The two ships set sail from the Isle of Wight on 22 November 1633. Three days later, on 25 March, a storm arose in the channel and Dove was seen flying distress lanterns at her masthead before she disappeared into the storm. Those aboard Ark assumed she had sunk in the storm. It was not until six weeks later that they discovered otherwise, when Dove arrived in Barbados and rejoined Ark.

The two ships arrived at Old Point Comfort on 24 February 1634, after a voyage of three months (of which 66 days were spent at sea). After spending a week at Old Point Comfort, they departed on 3 March to sail up the Chesapeake to the Potomac River, where they landed on St. Clements Island. They spent the rest of March exploring and negotiating with the Indians for a place to settle. On 25 March, Father Andrew White held a Mass of Thanksgiving to celebrate the purchase of 30 square miles of land on the East Bank of the St. Mary’s River, and on 27 March the colonists departed St. Clements to occupy the land they had purchased, naming their settlement “St. Mary’s.”

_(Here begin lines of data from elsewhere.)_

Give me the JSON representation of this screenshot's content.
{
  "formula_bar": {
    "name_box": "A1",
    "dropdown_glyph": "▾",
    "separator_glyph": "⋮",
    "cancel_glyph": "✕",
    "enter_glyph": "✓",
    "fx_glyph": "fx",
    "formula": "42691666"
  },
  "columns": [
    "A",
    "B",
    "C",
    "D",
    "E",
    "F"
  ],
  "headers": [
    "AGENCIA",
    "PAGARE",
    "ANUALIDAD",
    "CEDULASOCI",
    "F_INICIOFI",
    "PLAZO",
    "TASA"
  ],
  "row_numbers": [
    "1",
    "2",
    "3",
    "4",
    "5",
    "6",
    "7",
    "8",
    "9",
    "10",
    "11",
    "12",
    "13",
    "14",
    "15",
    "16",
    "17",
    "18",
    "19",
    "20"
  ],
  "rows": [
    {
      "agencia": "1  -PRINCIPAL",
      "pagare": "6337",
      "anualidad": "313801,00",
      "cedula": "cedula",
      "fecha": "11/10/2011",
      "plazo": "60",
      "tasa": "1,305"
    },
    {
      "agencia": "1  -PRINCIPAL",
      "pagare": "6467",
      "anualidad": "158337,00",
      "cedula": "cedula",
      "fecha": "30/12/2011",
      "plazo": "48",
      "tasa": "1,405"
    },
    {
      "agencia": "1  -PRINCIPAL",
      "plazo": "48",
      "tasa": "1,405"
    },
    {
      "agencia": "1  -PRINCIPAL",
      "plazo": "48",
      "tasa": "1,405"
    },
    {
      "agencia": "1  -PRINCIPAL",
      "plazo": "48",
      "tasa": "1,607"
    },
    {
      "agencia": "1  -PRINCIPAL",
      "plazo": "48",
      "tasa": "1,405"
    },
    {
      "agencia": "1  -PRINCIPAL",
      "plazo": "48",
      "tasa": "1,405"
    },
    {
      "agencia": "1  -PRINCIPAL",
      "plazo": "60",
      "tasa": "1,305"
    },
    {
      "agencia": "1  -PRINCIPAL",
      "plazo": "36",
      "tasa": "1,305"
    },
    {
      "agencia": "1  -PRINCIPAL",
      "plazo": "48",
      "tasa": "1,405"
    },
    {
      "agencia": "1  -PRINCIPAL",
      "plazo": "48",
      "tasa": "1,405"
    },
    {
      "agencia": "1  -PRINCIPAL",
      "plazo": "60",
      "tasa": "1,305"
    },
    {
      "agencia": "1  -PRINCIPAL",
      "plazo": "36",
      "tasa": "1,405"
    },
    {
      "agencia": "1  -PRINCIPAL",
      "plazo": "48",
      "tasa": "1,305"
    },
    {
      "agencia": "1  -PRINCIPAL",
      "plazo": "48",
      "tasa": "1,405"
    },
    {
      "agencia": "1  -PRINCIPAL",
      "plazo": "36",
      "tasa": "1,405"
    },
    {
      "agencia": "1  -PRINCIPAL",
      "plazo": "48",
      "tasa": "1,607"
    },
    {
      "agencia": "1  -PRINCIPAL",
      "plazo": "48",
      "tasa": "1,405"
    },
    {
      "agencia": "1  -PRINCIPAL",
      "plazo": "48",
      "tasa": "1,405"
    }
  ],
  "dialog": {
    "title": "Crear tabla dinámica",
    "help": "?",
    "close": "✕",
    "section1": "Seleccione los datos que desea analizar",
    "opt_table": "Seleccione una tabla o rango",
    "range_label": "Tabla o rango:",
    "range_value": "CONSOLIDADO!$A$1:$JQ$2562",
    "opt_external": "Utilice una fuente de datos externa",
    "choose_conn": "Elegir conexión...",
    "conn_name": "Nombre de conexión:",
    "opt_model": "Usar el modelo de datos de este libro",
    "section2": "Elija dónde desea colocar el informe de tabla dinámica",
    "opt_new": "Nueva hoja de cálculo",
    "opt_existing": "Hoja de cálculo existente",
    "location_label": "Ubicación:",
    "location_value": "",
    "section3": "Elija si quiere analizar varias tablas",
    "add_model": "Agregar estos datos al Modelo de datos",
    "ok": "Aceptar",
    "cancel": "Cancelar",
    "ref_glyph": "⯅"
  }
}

At the end of May, Ark returned to England, leaving Dove behind to provide transportation for goods to be traded up and down the Atlantic seacoast. In the fall of 1634, Dove was sent north to Boston to trade corn for salt cod and other commodities. In August of 1635, Dove was sent back to England with furs and timber to trade. Dove was never seen again, probably lost at sea.